The cadaver lab will be used mainly by biology students in pre-health programs such as pre-medical, pre-physical therapy, pre-occupational therapy, pre-optometry, pre-dental, pre-podiatry and pre-chiropractic. Students in the UWP School of Agriculture's pre-veterinary program may also utilize the lab.

"In addition to the already existing courses in our pre-health programs, we're proposing two new courses, human gross anatomy and advanced human dissection," Weber said. "One of the first classes students take in medical school is human gross anatomy. Introducing students to this course at the undergraduate level will not only familiarize them with the material, but will make our students more competitive than they already are.

"The advanced human dissection class will open to only the very advanced students who have already taken all the other anatomy courses. They'll be students doing the actual dissecting. Hopefully, we'll receive approval and be able to offer both of these new classes as early as next year."

While many classes will utilize the cadavers for observation and study, the types of research performed in the cadaver lab have not been determined at this point.

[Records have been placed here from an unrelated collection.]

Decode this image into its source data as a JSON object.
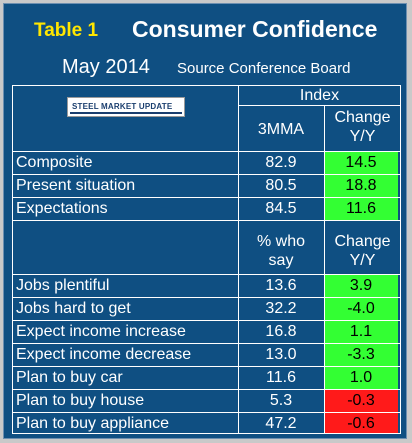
{
  "header": {
    "table_label": "Table 1",
    "title": "Consumer Confidence",
    "date": "May 2014",
    "source": "Source Conference Board"
  },
  "logo": {
    "text": "STEEL MARKET UPDATE"
  },
  "columns": {
    "index": "Index",
    "mma": "3MMA",
    "change_line1": "Change",
    "change_line2": "Y/Y",
    "pct_line1": "% who",
    "pct_line2": "say"
  },
  "rows_index": [
    {
      "label": "Composite",
      "value": "82.9",
      "change": "14.5"
    },
    {
      "label": "Present situation",
      "value": "80.5",
      "change": "18.8"
    },
    {
      "label": "Expectations",
      "value": "84.5",
      "change": "11.6"
    }
  ],
  "rows_pct": [
    {
      "label": "Jobs plentiful",
      "value": "13.6",
      "change": "3.9"
    },
    {
      "label": "Jobs hard to get",
      "value": "32.2",
      "change": "-4.0"
    },
    {
      "label": "Expect income increase",
      "value": "16.8",
      "change": "1.1"
    },
    {
      "label": "Expect income decrease",
      "value": "13.0",
      "change": "-3.3"
    },
    {
      "label": "Plan to buy car",
      "value": "11.6",
      "change": "1.0"
    },
    {
      "label": "Plan to buy house",
      "value": "5.3",
      "change": "-0.3"
    },
    {
      "label": "Plan to buy appliance",
      "value": "47.2",
      "change": "-0.6"
    }
  ],
  "colors": {
    "background": "#0f4f82",
    "title_accent": "#ffe600",
    "positive": "#33ff33",
    "negative": "#ff1a1a"
  }
}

"Our research options will be somewhat limited because the cadavers will need to be returned to UW-Madison and eventually back to the families of the deceased," Weber said. "We'll be able to take biopsies and small tissue samples, but the cadavers will need to be kept intact, relatively speaking."

Funding for the lab has been provided by the laboratory modernization fund. UWP will pay service fees to UW-Madison for embalming, storage and transportation costs.

In the future, Weber said UWP anticipates opening the cadaver laboratory to local high school classes for presentations as a community outreach service.